Why: the simplest query is a metric name, which returns every series for it. You narrow with label matchers in {braces}: = exact, != not, =~ regex match. This is how you focus on one job, instance, or status code out of thousands of series.
# Every series for this metric
node_cpu_seconds_total
# Only the "idle" CPU mode
node_cpu_seconds_total{mode="idle"}
# Regex: any 5xx status
http_requests_total{status=~"5.."}Why: a counter total is meaningless on its own — what you want is how fast it is growing. rate() computes the per-second average increase over a time window (written in [brackets]). This is THE most important PromQL function: requests/sec, errors/sec, bytes/sec all come from rate() over a counter.
# Requests per second, averaged over the last 5 minutes
rate(http_requests_total[5m])
# Error rate per second
rate(http_requests_total{status=~"5.."}[5m])Why: rate() gives you one number per series (per instance, per status…). Aggregation operators collapse them: sum totals across series, and "by (label)" keeps one result per value of that label. This turns hundreds of per-instance rates into the few lines you actually chart.
# Total requests/sec across all instances
sum(rate(http_requests_total[5m]))
# Requests/sec broken down by status code
sum by (status) (rate(http_requests_total[5m]))
# Average CPU busy fraction per instance
1 - avg by (instance) (rate(node_cpu_seconds_total{mode="idle"}[5m]))Why: averages hide pain — a 50ms average can still mean 1% of users wait 5s. Histograms let you compute percentiles: histogram_quantile over the bucketed _bucket series gives the 95th-percentile latency. This is the standard way to track "how slow is it for the unlucky requests".
# 95th-percentile request latency over 5 minutes
histogram_quantile(
0.95,
sum by (le) (rate(http_request_duration_seconds_bucket[5m]))
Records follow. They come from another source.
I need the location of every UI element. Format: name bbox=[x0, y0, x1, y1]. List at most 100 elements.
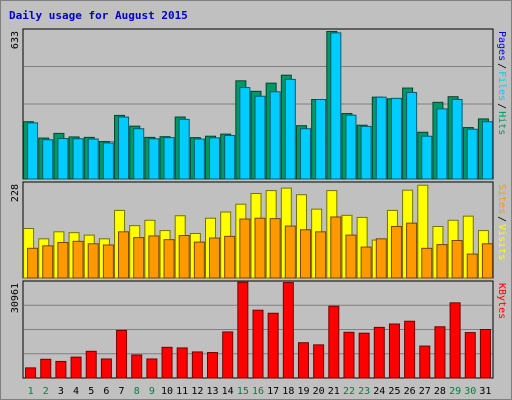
x-tick-label: 21 bbox=[328, 386, 340, 397]
legend-separator: / bbox=[496, 63, 507, 69]
legend-visits: Visits bbox=[496, 224, 507, 260]
x-tick-label: 28 bbox=[434, 386, 446, 397]
x-tick-label: 19 bbox=[297, 386, 309, 397]
bar-files-day-30 bbox=[466, 128, 478, 180]
x-tick-label: 3 bbox=[58, 386, 64, 397]
bar-kbytes-day-3 bbox=[55, 360, 67, 379]
x-tick-label: 25 bbox=[388, 386, 400, 397]
bar-sites-day-13 bbox=[209, 237, 221, 279]
y-max-label: 633 bbox=[10, 31, 21, 49]
panel-visits: 228 Sites / Visits bbox=[10, 181, 507, 279]
x-tick-label: 14 bbox=[222, 386, 234, 397]
bar-sites-day-14 bbox=[224, 235, 236, 279]
bar-kbytes-day-13 bbox=[207, 352, 219, 379]
bar-files-day-23 bbox=[360, 125, 372, 180]
y-max-label: 30961 bbox=[10, 283, 21, 313]
x-tick-label: 26 bbox=[404, 386, 416, 397]
bar-files-day-7 bbox=[118, 116, 130, 180]
bar-kbytes-day-18 bbox=[282, 282, 294, 379]
bar-kbytes-day-16 bbox=[252, 309, 264, 379]
bar-sites-day-5 bbox=[87, 243, 99, 279]
bar-kbytes-day-7 bbox=[116, 329, 128, 379]
bar-files-day-25 bbox=[390, 97, 402, 180]
x-tick-label: 29 bbox=[449, 386, 461, 397]
bar-sites-day-6 bbox=[102, 244, 114, 279]
bar-sites-day-1 bbox=[27, 247, 39, 279]
x-tick-label: 24 bbox=[373, 386, 385, 397]
x-tick-label: 11 bbox=[176, 386, 188, 397]
bar-files-day-26 bbox=[406, 91, 418, 180]
x-tick-label: 27 bbox=[419, 386, 431, 397]
bar-kbytes-day-11 bbox=[176, 347, 188, 379]
bar-kbytes-day-24 bbox=[373, 326, 385, 379]
x-tick-label: 8 bbox=[134, 386, 140, 397]
bar-sites-day-27 bbox=[421, 247, 433, 279]
legend-pages: Pages bbox=[496, 31, 507, 61]
x-tick-label: 1 bbox=[28, 386, 34, 397]
y-max-label: 228 bbox=[10, 184, 21, 202]
bar-kbytes-day-22 bbox=[343, 331, 355, 379]
bar-sites-day-28 bbox=[436, 244, 448, 279]
bar-sites-day-21 bbox=[330, 216, 342, 279]
legend-separator: / bbox=[496, 103, 507, 109]
bar-kbytes-day-9 bbox=[146, 358, 158, 379]
chart-title: Daily usage for August 2015 bbox=[9, 9, 188, 22]
bar-files-day-18 bbox=[284, 78, 296, 180]
bar-files-day-14 bbox=[224, 135, 236, 180]
bar-sites-day-25 bbox=[390, 225, 402, 279]
bar-sites-day-18 bbox=[284, 225, 296, 279]
bar-files-day-19 bbox=[299, 128, 311, 180]
bar-kbytes-day-6 bbox=[100, 358, 112, 379]
x-tick-label: 30 bbox=[464, 386, 476, 397]
bar-kbytes-day-2 bbox=[40, 358, 52, 379]
bar-kbytes-day-25 bbox=[388, 323, 400, 379]
bar-files-day-27 bbox=[421, 135, 433, 180]
bar-sites-day-15 bbox=[239, 218, 251, 279]
x-tick-label: 10 bbox=[161, 386, 173, 397]
bar-files-day-5 bbox=[87, 138, 99, 180]
x-tick-label: 12 bbox=[191, 386, 203, 397]
bar-kbytes-day-26 bbox=[404, 320, 416, 379]
bar-kbytes-day-10 bbox=[161, 346, 173, 379]
bar-sites-day-30 bbox=[466, 253, 478, 279]
bar-sites-day-10 bbox=[163, 239, 175, 279]
bar-files-day-15 bbox=[239, 87, 251, 180]
bar-files-day-17 bbox=[269, 91, 281, 180]
bar-files-day-6 bbox=[102, 142, 114, 180]
x-tick-label: 31 bbox=[479, 386, 491, 397]
bar-sites-day-2 bbox=[42, 245, 54, 279]
bar-kbytes-day-5 bbox=[85, 350, 97, 379]
bar-files-day-11 bbox=[178, 118, 190, 180]
bar-files-day-10 bbox=[163, 137, 175, 180]
x-tick-label: 9 bbox=[149, 386, 155, 397]
bar-kbytes-day-19 bbox=[297, 342, 309, 379]
bar-files-day-2 bbox=[42, 139, 54, 180]
x-tick-label: 16 bbox=[252, 386, 264, 397]
bar-files-day-21 bbox=[330, 32, 342, 180]
x-tick-label: 17 bbox=[267, 386, 279, 397]
x-tick-label: 2 bbox=[43, 386, 49, 397]
bar-kbytes-day-1 bbox=[25, 367, 37, 379]
bar-sites-day-12 bbox=[193, 241, 205, 279]
bar-kbytes-day-12 bbox=[191, 351, 203, 379]
bar-files-day-1 bbox=[27, 122, 39, 180]
bar-sites-day-24 bbox=[375, 238, 387, 279]
bar-kbytes-day-14 bbox=[222, 331, 234, 379]
bar-kbytes-day-15 bbox=[237, 281, 249, 379]
bar-files-day-22 bbox=[345, 114, 357, 180]
bar-sites-day-8 bbox=[133, 237, 145, 279]
bar-kbytes-day-23 bbox=[358, 332, 370, 379]
legend-separator: / bbox=[496, 216, 507, 222]
bar-files-day-13 bbox=[209, 137, 221, 180]
x-tick-label: 13 bbox=[206, 386, 218, 397]
panel-hits: 633 Pages / Files / Hits bbox=[10, 28, 507, 180]
bar-sites-day-16 bbox=[254, 217, 266, 279]
bar-kbytes-day-27 bbox=[419, 345, 431, 379]
bar-kbytes-day-31 bbox=[479, 329, 491, 379]
bar-files-day-31 bbox=[481, 121, 493, 180]
bar-kbytes-day-30 bbox=[464, 332, 476, 379]
legend-files: Files bbox=[496, 71, 507, 101]
bar-sites-day-29 bbox=[451, 239, 463, 279]
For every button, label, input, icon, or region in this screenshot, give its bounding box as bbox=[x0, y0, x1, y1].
)Note: a reliable starting point for any service is the RED metrics — Rate (requests/sec), Errors (failed/sec), and Duration (latency percentiles). Three PromQL queries cover the health of most services; build your first dashboard and alerts from these before going deeper.
Rate → sum(rate(http_requests_total[5m]))
Errors → sum(rate(http_requests_total{status=~"5.."}[5m]))
Duration → histogram_quantile(0.95, sum by (le) (rate(..._bucket[5m])))